Hugh Ross Williamson began his career as a journalist and critic, long before his ordination in the Church of England during the Second World War. Eliot cooperated with Williamson, as a brief prefatory note placed next to the contents thanks Eliot for his "kindness in supplying certain facts" and the "stimulus of his conversation." Consists of eight chapters: I. Apology, II. The Man Behind the Poetry, III. Exeunt the Romantics, IV. T.S. Eliot's Theory of Poetry, V. The Early Poems (1917 and 1920), VI. "The Waste Land," VII. "The Word within a Word," VIII. and Now.

The initial chapter ("Apology") calls for an objective assessment of Eliot but by the latter chapters, Ross Williamson has clearly been won over: "it is almost impossible for an irreligious age to understand a man so intensely religious as Eliot. I mean belief in a dogma , which is so wide that it embraces the whole of life and so narrow that it embraces the whole of life and so narrow that it excludes as heretics the majority of modern thinkers; a creed like a challenge, dividing those who believe the doctrine of the Incarnation from those wqho do not. Incarnation is the vital issue."

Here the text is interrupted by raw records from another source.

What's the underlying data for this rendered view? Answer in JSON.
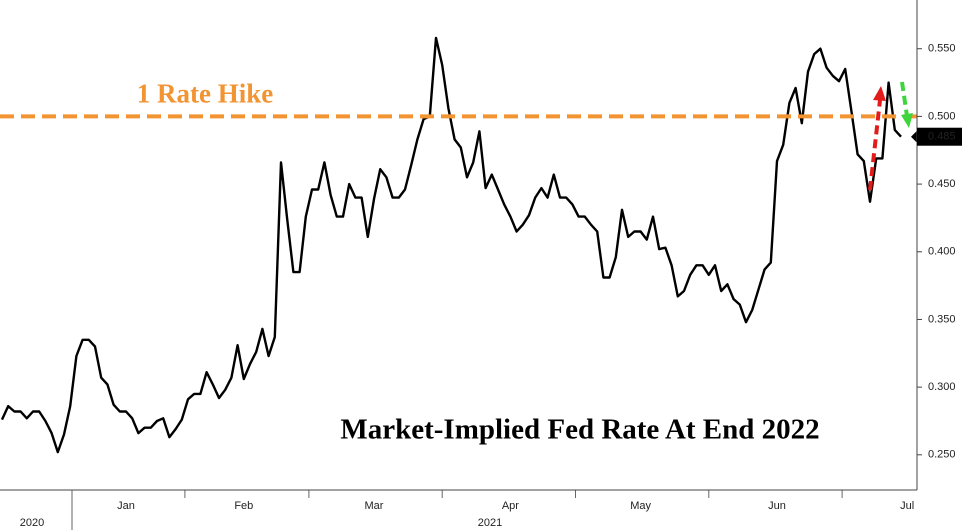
{
  "chart_data": {
    "type": "line",
    "title": "Market-Implied Fed Rate At End 2022",
    "categories": [
      null,
      null,
      null,
      null,
      null,
      null,
      null,
      null,
      null,
      null,
      null,
      null,
      null,
      null,
      null,
      null,
      null,
      null,
      null,
      null,
      "Jan",
      null,
      null,
      null,
      null,
      null,
      null,
      null,
      null,
      null,
      null,
      null,
      null,
      null,
      null,
      null,
      null,
      null,
      null,
      "Feb",
      null,
      null,
      null,
      null,
      null,
      null,
      null,
      null,
      null,
      null,
      null,
      null,
      null,
      null,
      null,
      null,
      null,
      null,
      null,
      null,
      "Mar",
      null,
      null,
      null,
      null,
      null,
      null,
      null,
      null,
      null,
      null,
      null,
      null,
      null,
      null,
      null,
      null,
      null,
      null,
      null,
      null,
      null,
      "Apr",
      null,
      null,
      null,
      null,
      null,
      null,
      null,
      null,
      null,
      null,
      null,
      null,
      null,
      null,
      null,
      null,
      null,
      null,
      null,
      null,
      "May",
      null,
      null,
      null,
      null,
      null,
      null,
      null,
      null,
      null,
      null,
      null,
      null,
      null,
      null,
      null,
      null,
      null,
      null,
      null,
      null,
      null,
      "Jun",
      null,
      null,
      null,
      null,
      null,
      null,
      null,
      null,
      null,
      null,
      null,
      null,
      null,
      null,
      null,
      null,
      null,
      null,
      null,
      null,
      "Jul",
      null,
      null
    ],
    "year_labels": [
      "2020",
      "2021"
    ],
    "values": [
      0.276,
      0.286,
      0.282,
      0.282,
      0.277,
      0.282,
      0.282,
      0.275,
      0.266,
      0.252,
      0.265,
      0.286,
      0.323,
      0.335,
      0.335,
      0.33,
      0.307,
      0.302,
      0.287,
      0.282,
      0.282,
      0.277,
      0.266,
      0.27,
      0.27,
      0.275,
      0.277,
      0.263,
      0.269,
      0.276,
      0.291,
      0.295,
      0.295,
      0.311,
      0.302,
      0.292,
      0.298,
      0.307,
      0.331,
      0.306,
      0.317,
      0.326,
      0.343,
      0.323,
      0.337,
      0.466,
      0.424,
      0.385,
      0.385,
      0.426,
      0.446,
      0.446,
      0.466,
      0.442,
      0.426,
      0.426,
      0.45,
      0.44,
      0.44,
      0.411,
      0.439,
      0.461,
      0.455,
      0.44,
      0.44,
      0.446,
      0.464,
      0.483,
      0.498,
      0.5,
      0.558,
      0.538,
      0.506,
      0.483,
      0.477,
      0.455,
      0.466,
      0.489,
      0.447,
      0.457,
      0.446,
      0.435,
      0.426,
      0.415,
      0.42,
      0.427,
      0.44,
      0.447,
      0.44,
      0.457,
      0.44,
      0.44,
      0.435,
      0.426,
      0.426,
      0.42,
      0.415,
      0.381,
      0.381,
      0.396,
      0.431,
      0.411,
      0.415,
      0.415,
      0.409,
      0.426,
      0.402,
      0.403,
      0.39,
      0.367,
      0.371,
      0.383,
      0.39,
      0.39,
      0.383,
      0.39,
      0.371,
      0.376,
      0.365,
      0.361,
      0.348,
      0.357,
      0.372,
      0.387,
      0.392,
      0.467,
      0.479,
      0.51,
      0.521,
      0.495,
      0.533,
      0.546,
      0.55,
      0.536,
      0.53,
      0.526,
      0.535,
      0.504,
      0.472,
      0.467,
      0.437,
      0.469,
      0.469,
      0.525,
      0.49,
      0.485,
      null,
      null,
      null
    ],
    "color": "#000000",
    "ylim": [
      0.224,
      0.586
    ],
    "yticks": [
      {
        "value": 0.25,
        "label": "0.250"
      },
      {
        "value": 0.3,
        "label": "0.300"
      },
      {
        "value": 0.35,
        "label": "0.350"
      },
      {
        "value": 0.4,
        "label": "0.400"
      },
      {
        "value": 0.45,
        "label": "0.450"
      },
      {
        "value": 0.5,
        "label": "0.500"
      },
      {
        "value": 0.55,
        "label": "0.550"
      }
    ],
    "reference_line": {
      "value": 0.5,
      "label": "1 Rate Hike",
      "color": "#f39433"
    }
  }
}
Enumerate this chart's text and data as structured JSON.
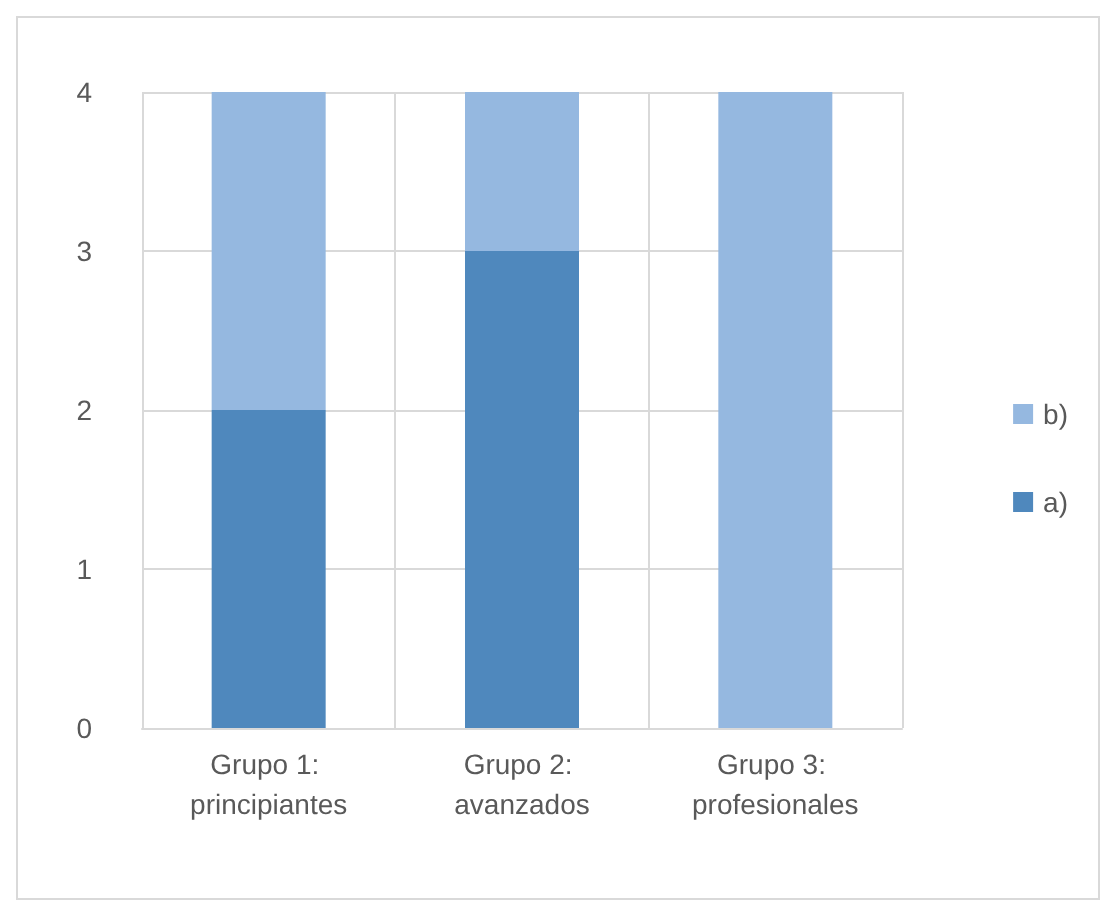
{
  "chart_data": {
    "type": "bar",
    "stacked": true,
    "categories": [
      "Grupo 1: principiantes",
      "Grupo 2: avanzados",
      "Grupo 3: profesionales"
    ],
    "series": [
      {
        "name": "a)",
        "color": "#4f88bd",
        "values": [
          2,
          3,
          0
        ]
      },
      {
        "name": "b)",
        "color": "#95b8e0",
        "values": [
          2,
          1,
          4
        ]
      }
    ],
    "ylim": [
      0,
      4
    ],
    "yticks": [
      0,
      1,
      2,
      3,
      4
    ],
    "grid": true,
    "legend": "right"
  }
}
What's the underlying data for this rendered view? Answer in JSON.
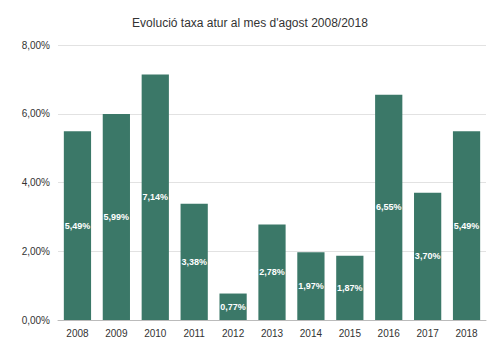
{
  "chart_data": {
    "type": "bar",
    "title": "Evolució taxa atur al mes d'agost 2008/2018",
    "categories": [
      "2008",
      "2009",
      "2010",
      "2011",
      "2012",
      "2013",
      "2014",
      "2015",
      "2016",
      "2017",
      "2018"
    ],
    "values": [
      5.49,
      5.99,
      7.14,
      3.38,
      0.77,
      2.78,
      1.97,
      1.87,
      6.55,
      3.7,
      5.49
    ],
    "value_labels": [
      "5,49%",
      "5,99%",
      "7,14%",
      "3,38%",
      "0,77%",
      "2,78%",
      "1,97%",
      "1,87%",
      "6,55%",
      "3,70%",
      "5,49%"
    ],
    "color": "#3b7868",
    "ylim": [
      0,
      8
    ],
    "yticks": [
      {
        "value": 0,
        "label": "0,00%"
      },
      {
        "value": 2,
        "label": "2,00%"
      },
      {
        "value": 4,
        "label": "4,00%"
      },
      {
        "value": 6,
        "label": "6,00%"
      },
      {
        "value": 8,
        "label": "8,00%"
      }
    ],
    "grid": true,
    "data_labels": true
  }
}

Ross Williamson continued to write after he became a clergyman. He developed a reputation as an Anglo-Catholic preacher and theologian and soon began to drift towards Rome. In the wake of the crisis in the Church of England surrounding the recognition of South Indian Orders, "Hugh Ross Williamson and his wife were received into the Church on 15 October 1955 by Father Basil Fitz-Gibbon, SJ, at Farm Street" (Pearce). With a brief Index to Poems on the final leaf. Pearce. Literary Converts: Spiritual Inspiration in an Age of Unbelief. See Martin 325 (for the UK edition).